VR: The Future of the Web?
09/06/2016
Virtual Reality (VR) has huge potential to change the way we view and interact with the web and the world in general. Although VR experiences are still largely experimental, with headsets very much in their infancy, we can now begin to imagine how the impact of VR will shape the future. Imagine an ecommerce website that surrounds you - one that you could walk around much like being in a shop. Or a virtual library you could browse, pull a book off the shelf and read. These are the kind of exciting experiences we can expect VR to deliver one day along with much more.
Mozilla, the company that brought us the Firefox web browser, are leading the next generation of the open web with the introduction of high performance Virtual Reality to the web browser (WebVR). An organisation of developers, designers and researchers within Mozilla have built an experimental technology (webGL) that allows the rendering of accelerated 3D and 2D graphics via any compatible web browser.
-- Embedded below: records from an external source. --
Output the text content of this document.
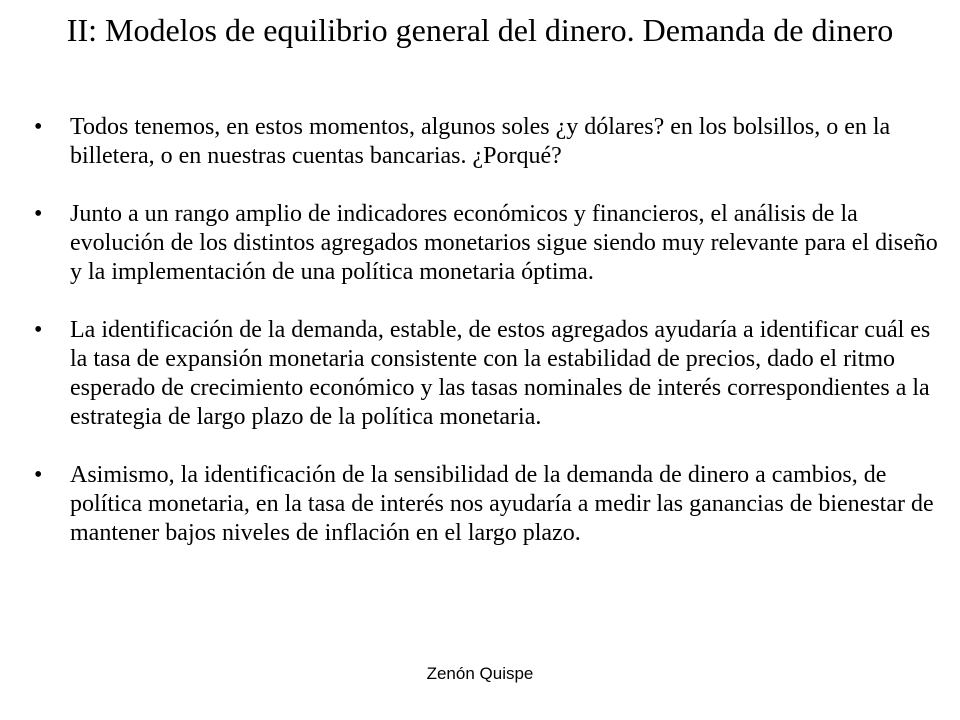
II: Modelos de equilibrio general del dinero. Demanda de dinero
• Todos tenemos, en estos momentos, algunos soles ¿y dólares? en los bolsillos, o en la billetera, o en nuestras cuentas bancarias. ¿Porqué?
• Junto a un rango amplio de indicadores económicos y financieros, el análisis de la evolución de los distintos agregados monetarios sigue siendo muy relevante para el diseño y la implementación de una política monetaria óptima.
• La identificación de la demanda, estable, de estos agregados ayudaría a identificar cuál es la tasa de expansión monetaria consistente con la estabilidad de precios, dado el ritmo esperado de crecimiento económico y las tasas nominales de interés correspondientes a la estrategia de largo plazo de la política monetaria.
• Asimismo, la identificación de la sensibilidad de la demanda de dinero a cambios, de política monetaria, en la tasa de interés nos ayudaría a medir las ganancias de bienestar de mantener bajos niveles de inflación en el largo plazo.
Zenón Quispe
The WebGL development community is for the moment quite small, however, a new open source framework called A-Frame is about to change all that by making the development of WebVR experiences possible through HTML. This means that the creation of 3D and VR experiences are now at the fingertips of developers all over the world eager to drive the next generation of the web.
Designing for VR has just got more exciting too with the release of Google Tilt Brush - a software tool that lets you paint life sized artwork in a three dimensional space. With Google Tilt Brush, your room is the canvas, so you can truly let your creativity run wild. Your artwork can then be shared with someone else who can experience it being repainted around them.
Currently we can access these experiences through hardware such as the Oculus Rift or a Google Cardboard holder - which is paired with your smart phone. With VR technology we can create our own 3D photos and videos, similar to taking a panorama photo only a full 360 degree sphere. This media can be then be re-experienced through VR hardware as if you or someone else were standing in the location it was created in - you could tilt your head up to see the sky above you or turn to see the world behind you.
Google have recently announced plans for Google Daydream, which will be released this autumn and aims to take mobile VR to the next level with Daydream ready Android phones. Daydream aims to bring popular app such as YouTube and Google Streetview to mobile VR.